La qualité de vie des travailleurs du secteur culturels
Aujourd’hui, le secteur culturel traverse une période difficile. Les défis financiers sont grands et les impacts sur la santé mentale des artistes sont réels. La transformation des habitudes de consommation culturelle, notamment en raison des plateformes numériques internationales, y est pour beaucoup. Le nombre de travailleurs du secteur culturel contraint de cumuler plusieurs emplois pour assurer un revenu décent a triplé depuis 1990. Ils peinent à atteindre des revenus comparables à ceux de l’ensemble des travailleurs de la population active expérimentée. Selon l’Observatoire de la culture et des communications du Québec (2020), le revenu d’emploi médian des travailleurs.euses des professions artistiques était de 18 829 $ alors que celui de l’ensemble des travailleurs.euses de la population active expérimentée était de 35 823 $, un écart de 16 994 $.

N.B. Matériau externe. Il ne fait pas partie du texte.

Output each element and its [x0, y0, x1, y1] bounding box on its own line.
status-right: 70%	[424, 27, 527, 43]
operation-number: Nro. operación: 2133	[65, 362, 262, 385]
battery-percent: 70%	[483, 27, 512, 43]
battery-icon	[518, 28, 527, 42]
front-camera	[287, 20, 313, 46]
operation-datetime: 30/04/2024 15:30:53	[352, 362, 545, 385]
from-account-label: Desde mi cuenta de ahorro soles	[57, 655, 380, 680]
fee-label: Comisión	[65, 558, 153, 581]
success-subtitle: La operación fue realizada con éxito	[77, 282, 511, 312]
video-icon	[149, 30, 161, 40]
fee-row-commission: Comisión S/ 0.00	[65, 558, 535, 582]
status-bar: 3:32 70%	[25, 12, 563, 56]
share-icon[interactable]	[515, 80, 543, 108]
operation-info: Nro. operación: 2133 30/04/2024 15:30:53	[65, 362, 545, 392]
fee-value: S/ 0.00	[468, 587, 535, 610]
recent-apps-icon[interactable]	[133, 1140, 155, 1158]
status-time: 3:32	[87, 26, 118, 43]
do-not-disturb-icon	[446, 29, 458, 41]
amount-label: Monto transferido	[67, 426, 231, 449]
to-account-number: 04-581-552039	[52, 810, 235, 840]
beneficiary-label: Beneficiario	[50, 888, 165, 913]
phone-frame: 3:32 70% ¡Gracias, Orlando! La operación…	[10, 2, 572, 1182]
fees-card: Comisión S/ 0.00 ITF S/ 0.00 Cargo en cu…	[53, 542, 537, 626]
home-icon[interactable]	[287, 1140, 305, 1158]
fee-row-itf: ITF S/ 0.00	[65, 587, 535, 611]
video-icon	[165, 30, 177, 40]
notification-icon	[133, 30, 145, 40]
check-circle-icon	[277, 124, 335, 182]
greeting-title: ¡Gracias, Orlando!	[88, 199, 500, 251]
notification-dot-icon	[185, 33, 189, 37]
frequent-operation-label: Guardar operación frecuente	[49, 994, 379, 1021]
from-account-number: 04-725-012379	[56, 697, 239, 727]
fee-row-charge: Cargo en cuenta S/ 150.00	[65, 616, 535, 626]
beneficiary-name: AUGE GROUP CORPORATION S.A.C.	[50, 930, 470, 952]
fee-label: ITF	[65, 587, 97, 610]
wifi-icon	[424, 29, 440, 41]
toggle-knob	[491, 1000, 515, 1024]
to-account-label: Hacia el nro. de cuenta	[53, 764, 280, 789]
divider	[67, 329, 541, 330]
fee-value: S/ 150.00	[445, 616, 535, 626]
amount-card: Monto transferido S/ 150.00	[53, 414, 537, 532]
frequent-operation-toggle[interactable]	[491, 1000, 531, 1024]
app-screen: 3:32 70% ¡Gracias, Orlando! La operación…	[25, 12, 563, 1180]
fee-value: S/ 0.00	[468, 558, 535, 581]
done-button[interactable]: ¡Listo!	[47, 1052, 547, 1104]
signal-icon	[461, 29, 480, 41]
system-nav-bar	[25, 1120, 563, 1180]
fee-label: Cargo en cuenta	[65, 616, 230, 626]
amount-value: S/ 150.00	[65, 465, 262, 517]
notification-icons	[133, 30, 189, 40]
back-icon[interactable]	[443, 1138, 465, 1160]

« Cet écart a des conséquences réelles, affectant non seulement la qualité de vie de nos artistes, mais mettant également en péril la survie de l’ensemble du secteur culturel. Après tout, ce sont les personnes qui réalisent les films que vous visionnez, qui interprètent la musique que vous écoutez et qui écrivent les séries télé que vous suivez » souligne Vincent Seguin, président de la Guilde des musiciens et des musiciennes du Québec.
« Les défis actuels du secteur culturel nécessitent une approche collective et concertée. Il ne s’agit pas seulement de réformer les processus financiers, mais de repenser la façon dont l’industrie fonctionne dans son ensemble, en prenant compte de toutes les réalités actuelles incluant celles des artistes. Les géants de la diffusion en continu ont bouleversé la manière de produire, de diffuser et de consommer la télévision, le cinéma et la musique. La compétitivité de notre production locale est prioritaire, mais elle ne peut se faire au détriment des conditions de travail des artistes », conclut Tania Kontoyanni, présidente de l’Union des artistes.